French Inflation Bounces Back, Household Spending Rises On Higher Energy Bills

Reflecting acceleration in food and services prices, France consumer price inflation bounced back to a three-month high in February and consumer spending rebounded due to the scaling back of state support for energy bills, separate releases from the statistical office INSEE revealed Tuesday.

Despite the energy crisis, the statistical office also confirmed that the French economy avoided a contraction at the end of 2022, underpinned by the positive contribution from foreign trade.

Consumer prices rose at a faster pace of 6.2 percent annually in February after a 6.0 percent gain in the previous month, the provisional estimate from the statistical office showed Tuesday. Prices were forecast to climb 6.1 percent.

Food prices registered a double-digit annual growth of 14.5 percent. Energy prices also grew about 14.0 percent, but this was slower than January’s 16.3 percent increase.

Services prices moved up 2.9 percent and manufactured product prices increased 4.6 percent.

On a monthly basis, consumer prices advanced 0.9 percent, following January’s 0.4 percent increase and exceeded economists’ forecast of 0.7 percent. This was the strongest rate since last October.

EU harmonized inflation increased to 7.2 percent, while the rate was forecast to remain unchanged at 7.0 percent.

At the same time, the harmonized index of consumer prices, or HICP, posted a monthly growth of 1.0 percent, in line with expectations, but faster than the 0.4 percent rise in the previous month.

Pipeline inflation also remained strong in France despite a moderate slowdown, the statistical office said in a separate report on Tuesday.

Producer price inflation in the home market eased to 17.9 percent from 20.5 percent in December. Nonetheless, these prices were approximately 46 percent above their 2019 average level. Month-on-month, inflation more than doubled to 2.7 percent from 1.2 percent.

In the fourth quarter, the second largest euro area economy grew 0.1 percent, as initially estimated, after expanding 0.2 percent in the preceding period, revised data from the statistical office reported.

Household spending was down 1.2 percent on quarter, pulled down by goods consumption and growth in gross fixed capital formation eased sharply to 0.3 percent. Consequently, final domestic demand contributed negatively, by -0.4 percentage points to GDP growth.

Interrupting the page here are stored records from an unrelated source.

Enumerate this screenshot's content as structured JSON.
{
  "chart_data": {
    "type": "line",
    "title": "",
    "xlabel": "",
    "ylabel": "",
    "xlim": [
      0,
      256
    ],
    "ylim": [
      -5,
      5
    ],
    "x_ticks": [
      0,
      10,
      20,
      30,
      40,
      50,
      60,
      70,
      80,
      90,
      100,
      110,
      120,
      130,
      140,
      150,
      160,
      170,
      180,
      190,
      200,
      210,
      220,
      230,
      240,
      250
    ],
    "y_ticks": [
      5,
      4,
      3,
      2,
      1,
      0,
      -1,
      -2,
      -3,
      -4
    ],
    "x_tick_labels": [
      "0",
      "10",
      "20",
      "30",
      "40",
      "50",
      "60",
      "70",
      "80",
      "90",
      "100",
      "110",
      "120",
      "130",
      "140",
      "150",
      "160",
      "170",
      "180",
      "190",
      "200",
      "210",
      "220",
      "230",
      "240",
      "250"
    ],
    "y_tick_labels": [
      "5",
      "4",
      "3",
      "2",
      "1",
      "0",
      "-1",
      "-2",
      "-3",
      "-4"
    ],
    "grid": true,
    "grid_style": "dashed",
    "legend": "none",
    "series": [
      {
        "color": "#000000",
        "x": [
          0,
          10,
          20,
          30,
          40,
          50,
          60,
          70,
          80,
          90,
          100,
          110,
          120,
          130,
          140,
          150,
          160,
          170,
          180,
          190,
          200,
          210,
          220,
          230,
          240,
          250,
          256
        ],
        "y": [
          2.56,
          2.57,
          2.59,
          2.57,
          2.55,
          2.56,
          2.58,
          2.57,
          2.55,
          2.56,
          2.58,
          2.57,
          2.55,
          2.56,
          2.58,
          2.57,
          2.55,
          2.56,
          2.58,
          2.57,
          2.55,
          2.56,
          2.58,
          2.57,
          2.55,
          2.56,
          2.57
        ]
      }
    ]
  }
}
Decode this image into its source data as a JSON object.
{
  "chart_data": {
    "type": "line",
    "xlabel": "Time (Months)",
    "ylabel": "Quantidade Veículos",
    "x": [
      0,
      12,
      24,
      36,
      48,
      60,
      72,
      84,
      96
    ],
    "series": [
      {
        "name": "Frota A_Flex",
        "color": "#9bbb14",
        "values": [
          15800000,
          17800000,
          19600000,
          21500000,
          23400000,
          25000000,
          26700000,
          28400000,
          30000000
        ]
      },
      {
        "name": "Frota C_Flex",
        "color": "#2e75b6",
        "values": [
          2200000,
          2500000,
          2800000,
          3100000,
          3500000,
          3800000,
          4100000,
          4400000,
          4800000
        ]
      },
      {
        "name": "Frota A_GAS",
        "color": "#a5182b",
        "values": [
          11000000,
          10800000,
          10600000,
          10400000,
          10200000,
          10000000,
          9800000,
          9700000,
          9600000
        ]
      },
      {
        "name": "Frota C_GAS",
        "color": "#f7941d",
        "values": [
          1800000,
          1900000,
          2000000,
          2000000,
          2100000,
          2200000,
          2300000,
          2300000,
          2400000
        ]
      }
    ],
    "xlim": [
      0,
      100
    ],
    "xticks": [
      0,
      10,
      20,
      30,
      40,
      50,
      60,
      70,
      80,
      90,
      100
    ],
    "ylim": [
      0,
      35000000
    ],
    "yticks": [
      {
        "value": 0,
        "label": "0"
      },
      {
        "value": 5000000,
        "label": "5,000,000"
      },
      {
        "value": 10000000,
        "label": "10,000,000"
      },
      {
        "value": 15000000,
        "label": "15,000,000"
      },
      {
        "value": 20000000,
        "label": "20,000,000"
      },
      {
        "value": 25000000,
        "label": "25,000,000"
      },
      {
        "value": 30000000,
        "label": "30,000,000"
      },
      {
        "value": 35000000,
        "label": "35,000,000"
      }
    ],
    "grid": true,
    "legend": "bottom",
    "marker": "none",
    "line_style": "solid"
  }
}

As a result of lower energy imports, overall imports slid 0.4 percent. Meanwhile, exports gained 0.5 percent, contributing a positive 0.3 percentage points to GDP growth.

Finally, the contribution of inventory changes to GDP growth was positive this quarter, +0.2 percentage points.

Separate report from INSEE showed that household consumption rebounded in January, driven by a surge in spending on energy after the decrease in state support for the payment of household energy bills.

Household consumption grew 1.5 percent on a monthly basis in January, offsetting the 1.6 percent decline in December.

Energy consumption advanced 4.0 percent. Spending on manufactured goods gained 1.3 percent and food products consumption grew 0.6 percent.

The risk of a recession this winter is receding, ING economist Charlotte de Montpellier said. Nevertheless, the economist sees many risks to the French economy for the rest of the year.

The inflationary peak has not yet been reached in France, so the shock to purchasing power is not over, the economist noted.

The International Monetary Fund forecast France GDP to grow 0.7 percent this year and 1.6 percent next year.

The EU has also provided a similar outlook for France. Economic growth is projected at 0.6 percent in 2023 and 1.4 percent in 2024.